Molecular characterization of water‐soluble, cationic polyelectrolytes

Abstract

AbstractPoly{acrylamide‐co‐[2‐(acryloyloxy)ethyltrimethylammonium chloride]} (1), Poly{acrylamide‐co‐[2‐(methacryloyloxy)ethyltrimethylammonium chloride]} (2) and Poly{acrylamide‐co‐[3‐(acryloylamino)propyltrimethylammonium chloride]} (3) with cationic monomeric unit mole fractions of 8, 25, and 50 mol‐%, and the corresponding homopolymers were characterized with respect to their molecular dimensions in 1 M sodium chloride solution at 25°C in the molecular weight range from 200000 to 16000000, using light‐scattering and viscometric measurements. It was possible to establish correlations between molecular weight, intrinsic viscosity and radius of gyration. Whereas a steady increase in the exponents of the [η] vs. M‐ and 〈R2G〉0,5 vs. M‐relationships can be observed with increasing charge density, there is an initial decrease in the values of the exponents for 2 and 3, when 8 mol‐% of the cationic monomer is inserted into poly‐acrylamide.
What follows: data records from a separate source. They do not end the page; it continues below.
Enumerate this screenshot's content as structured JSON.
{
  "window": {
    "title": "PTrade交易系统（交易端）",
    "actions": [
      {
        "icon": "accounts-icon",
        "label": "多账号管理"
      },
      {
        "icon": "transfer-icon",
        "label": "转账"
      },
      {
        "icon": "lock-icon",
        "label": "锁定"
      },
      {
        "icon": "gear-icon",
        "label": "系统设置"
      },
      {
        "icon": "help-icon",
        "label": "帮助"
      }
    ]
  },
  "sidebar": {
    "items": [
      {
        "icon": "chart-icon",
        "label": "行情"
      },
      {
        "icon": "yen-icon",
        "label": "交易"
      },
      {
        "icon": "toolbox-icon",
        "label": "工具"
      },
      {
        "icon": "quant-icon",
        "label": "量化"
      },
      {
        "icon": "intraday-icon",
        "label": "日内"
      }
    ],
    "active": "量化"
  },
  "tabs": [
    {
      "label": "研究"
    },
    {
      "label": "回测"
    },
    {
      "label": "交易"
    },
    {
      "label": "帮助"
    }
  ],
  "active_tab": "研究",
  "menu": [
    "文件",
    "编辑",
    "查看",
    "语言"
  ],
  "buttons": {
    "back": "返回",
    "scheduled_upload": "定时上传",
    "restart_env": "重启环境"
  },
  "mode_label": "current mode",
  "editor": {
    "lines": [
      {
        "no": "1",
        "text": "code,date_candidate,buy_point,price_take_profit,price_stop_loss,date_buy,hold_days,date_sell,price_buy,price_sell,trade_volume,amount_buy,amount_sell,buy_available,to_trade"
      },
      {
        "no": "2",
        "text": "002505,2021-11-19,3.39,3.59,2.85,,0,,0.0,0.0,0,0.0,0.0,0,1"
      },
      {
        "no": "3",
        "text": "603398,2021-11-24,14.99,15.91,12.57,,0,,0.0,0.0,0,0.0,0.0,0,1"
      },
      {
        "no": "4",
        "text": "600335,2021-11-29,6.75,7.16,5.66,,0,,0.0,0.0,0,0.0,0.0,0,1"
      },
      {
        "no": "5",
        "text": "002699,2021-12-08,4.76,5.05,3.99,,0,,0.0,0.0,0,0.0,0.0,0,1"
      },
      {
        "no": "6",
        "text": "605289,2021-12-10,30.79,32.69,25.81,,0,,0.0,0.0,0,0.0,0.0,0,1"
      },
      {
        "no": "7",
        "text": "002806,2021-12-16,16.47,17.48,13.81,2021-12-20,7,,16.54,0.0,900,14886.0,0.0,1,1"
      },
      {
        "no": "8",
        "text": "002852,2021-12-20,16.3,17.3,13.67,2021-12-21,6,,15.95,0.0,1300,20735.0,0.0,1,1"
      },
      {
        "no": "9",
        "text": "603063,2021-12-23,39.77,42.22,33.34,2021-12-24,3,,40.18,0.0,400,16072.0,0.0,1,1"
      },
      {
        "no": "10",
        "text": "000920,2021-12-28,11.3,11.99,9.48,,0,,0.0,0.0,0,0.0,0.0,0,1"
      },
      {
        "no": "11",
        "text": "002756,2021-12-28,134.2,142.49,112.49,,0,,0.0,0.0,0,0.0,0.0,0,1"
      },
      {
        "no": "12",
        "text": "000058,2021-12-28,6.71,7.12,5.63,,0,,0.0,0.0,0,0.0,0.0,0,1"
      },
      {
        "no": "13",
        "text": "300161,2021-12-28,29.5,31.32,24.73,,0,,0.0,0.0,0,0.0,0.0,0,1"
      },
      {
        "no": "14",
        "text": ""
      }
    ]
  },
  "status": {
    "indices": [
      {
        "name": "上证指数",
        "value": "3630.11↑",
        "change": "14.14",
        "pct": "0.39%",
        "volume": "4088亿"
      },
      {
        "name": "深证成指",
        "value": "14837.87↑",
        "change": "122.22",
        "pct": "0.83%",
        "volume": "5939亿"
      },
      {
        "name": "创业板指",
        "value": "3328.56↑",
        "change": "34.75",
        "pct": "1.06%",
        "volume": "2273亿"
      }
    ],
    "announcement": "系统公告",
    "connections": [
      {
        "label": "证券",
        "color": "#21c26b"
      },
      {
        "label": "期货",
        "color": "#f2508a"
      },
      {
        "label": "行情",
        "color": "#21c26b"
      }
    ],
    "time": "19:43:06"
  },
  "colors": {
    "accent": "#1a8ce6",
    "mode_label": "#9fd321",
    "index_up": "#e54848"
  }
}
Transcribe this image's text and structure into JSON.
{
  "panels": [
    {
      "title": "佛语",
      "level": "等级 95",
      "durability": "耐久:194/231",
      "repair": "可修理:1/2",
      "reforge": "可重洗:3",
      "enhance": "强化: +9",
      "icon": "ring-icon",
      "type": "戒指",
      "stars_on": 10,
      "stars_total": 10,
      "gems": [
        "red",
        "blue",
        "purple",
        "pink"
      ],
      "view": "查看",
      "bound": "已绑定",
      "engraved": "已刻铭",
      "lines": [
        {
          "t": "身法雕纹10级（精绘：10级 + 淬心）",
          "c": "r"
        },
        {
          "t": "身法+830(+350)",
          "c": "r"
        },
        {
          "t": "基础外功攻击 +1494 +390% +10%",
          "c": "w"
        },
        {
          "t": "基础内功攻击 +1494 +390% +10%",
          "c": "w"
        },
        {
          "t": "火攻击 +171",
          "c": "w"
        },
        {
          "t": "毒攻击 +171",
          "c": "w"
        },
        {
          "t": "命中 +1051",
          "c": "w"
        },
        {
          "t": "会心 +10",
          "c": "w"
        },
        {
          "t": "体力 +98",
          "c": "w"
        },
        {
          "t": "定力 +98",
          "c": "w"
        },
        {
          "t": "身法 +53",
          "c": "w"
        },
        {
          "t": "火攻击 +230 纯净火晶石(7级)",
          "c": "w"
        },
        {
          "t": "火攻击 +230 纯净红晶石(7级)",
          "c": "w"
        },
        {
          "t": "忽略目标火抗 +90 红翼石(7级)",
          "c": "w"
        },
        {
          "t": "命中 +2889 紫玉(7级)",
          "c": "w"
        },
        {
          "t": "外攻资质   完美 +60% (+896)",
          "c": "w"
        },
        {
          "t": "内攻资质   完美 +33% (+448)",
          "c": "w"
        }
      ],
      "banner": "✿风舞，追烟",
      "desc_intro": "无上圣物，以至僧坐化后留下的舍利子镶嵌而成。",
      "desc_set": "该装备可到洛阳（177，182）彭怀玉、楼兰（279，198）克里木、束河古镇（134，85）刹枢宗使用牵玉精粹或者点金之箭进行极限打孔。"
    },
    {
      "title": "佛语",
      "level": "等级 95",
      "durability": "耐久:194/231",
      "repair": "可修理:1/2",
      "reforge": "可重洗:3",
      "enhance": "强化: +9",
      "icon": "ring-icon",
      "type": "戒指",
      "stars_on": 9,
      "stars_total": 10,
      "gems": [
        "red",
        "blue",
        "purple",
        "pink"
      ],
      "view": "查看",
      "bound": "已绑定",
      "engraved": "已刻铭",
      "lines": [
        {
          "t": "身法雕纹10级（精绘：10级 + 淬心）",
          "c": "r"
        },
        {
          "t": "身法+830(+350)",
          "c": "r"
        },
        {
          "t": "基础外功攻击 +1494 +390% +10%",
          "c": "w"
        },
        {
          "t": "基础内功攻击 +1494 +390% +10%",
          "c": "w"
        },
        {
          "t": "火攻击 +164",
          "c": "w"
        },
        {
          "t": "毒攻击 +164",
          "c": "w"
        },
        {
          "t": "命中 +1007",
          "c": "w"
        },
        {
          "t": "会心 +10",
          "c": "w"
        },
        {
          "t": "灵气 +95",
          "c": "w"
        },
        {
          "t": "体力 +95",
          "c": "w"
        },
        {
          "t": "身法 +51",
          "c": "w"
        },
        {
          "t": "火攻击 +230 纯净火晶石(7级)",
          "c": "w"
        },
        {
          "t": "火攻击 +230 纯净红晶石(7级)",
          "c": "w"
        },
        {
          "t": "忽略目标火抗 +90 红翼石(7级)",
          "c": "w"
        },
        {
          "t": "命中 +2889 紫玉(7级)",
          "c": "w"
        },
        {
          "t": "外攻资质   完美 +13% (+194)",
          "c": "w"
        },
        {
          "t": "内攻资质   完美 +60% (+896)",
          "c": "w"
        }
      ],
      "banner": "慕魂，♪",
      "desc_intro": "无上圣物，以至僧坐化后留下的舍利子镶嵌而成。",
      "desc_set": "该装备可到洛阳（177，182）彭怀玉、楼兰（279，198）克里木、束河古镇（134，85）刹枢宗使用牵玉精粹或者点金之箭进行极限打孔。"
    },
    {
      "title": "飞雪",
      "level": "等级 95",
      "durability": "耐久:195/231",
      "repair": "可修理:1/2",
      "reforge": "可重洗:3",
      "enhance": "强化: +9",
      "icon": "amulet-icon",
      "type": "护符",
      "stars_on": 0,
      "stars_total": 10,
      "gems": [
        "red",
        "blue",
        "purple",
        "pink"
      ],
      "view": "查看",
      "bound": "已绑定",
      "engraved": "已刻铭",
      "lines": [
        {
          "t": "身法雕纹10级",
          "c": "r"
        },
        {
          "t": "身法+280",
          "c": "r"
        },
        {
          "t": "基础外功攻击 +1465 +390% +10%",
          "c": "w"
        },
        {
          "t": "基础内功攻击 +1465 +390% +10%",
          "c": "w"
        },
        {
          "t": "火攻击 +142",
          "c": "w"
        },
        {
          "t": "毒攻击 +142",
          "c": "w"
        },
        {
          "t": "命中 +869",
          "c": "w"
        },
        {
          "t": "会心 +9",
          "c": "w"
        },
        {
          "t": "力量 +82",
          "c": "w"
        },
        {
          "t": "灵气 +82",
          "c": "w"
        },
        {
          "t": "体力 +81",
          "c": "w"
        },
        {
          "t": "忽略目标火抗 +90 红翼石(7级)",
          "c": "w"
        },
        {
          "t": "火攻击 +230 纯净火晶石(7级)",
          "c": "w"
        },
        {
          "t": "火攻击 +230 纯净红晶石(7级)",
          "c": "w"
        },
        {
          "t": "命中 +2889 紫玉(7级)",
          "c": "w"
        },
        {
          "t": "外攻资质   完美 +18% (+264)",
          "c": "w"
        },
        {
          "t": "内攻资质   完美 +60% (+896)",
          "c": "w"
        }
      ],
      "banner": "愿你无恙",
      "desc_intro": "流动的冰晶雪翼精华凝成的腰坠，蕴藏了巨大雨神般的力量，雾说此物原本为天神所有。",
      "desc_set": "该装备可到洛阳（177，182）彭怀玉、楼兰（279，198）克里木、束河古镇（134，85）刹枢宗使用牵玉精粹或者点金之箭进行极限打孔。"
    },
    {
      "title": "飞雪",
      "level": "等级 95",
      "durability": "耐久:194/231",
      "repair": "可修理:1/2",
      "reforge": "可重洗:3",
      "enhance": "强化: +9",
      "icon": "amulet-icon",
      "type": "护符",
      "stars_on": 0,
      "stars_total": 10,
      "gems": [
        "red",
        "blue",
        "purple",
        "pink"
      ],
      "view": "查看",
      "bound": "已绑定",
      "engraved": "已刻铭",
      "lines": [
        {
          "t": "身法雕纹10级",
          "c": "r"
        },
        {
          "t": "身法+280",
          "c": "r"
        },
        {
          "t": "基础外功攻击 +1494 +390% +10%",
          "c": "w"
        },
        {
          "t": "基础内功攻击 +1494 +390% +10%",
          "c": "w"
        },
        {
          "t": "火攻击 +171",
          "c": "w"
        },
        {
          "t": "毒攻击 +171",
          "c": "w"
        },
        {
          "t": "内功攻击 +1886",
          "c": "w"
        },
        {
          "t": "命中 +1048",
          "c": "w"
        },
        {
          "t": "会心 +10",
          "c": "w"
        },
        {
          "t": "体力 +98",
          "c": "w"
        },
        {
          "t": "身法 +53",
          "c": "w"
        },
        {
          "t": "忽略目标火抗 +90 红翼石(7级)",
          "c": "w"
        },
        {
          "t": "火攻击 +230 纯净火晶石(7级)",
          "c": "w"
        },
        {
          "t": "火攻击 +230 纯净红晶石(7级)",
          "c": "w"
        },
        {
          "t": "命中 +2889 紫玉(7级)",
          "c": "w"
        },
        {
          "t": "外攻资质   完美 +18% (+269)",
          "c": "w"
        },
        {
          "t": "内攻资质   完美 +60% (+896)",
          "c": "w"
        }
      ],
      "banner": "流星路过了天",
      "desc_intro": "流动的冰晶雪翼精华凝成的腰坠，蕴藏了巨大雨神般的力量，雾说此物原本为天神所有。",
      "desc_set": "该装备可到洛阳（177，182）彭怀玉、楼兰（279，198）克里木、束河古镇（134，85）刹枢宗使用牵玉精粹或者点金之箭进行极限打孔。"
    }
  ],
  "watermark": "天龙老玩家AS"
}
If the charge density is increased further, these values can also be seen to rise steadily. The findings are explained by the different structures in solution, which are formed by the copolymers and homopolymers investigated due to their chemical structure. The radii of gyration were calculated from the intrinsic viscosities with the aid of the Flory‐Fox equation. However, neither the results obtained with the Flory‐Fox constant Φ0= 3,69. 1024 mol−1, nor those with the value of Φ0= 2,10. 1024 mol−1 showed good agreement with the experimentally recorded data.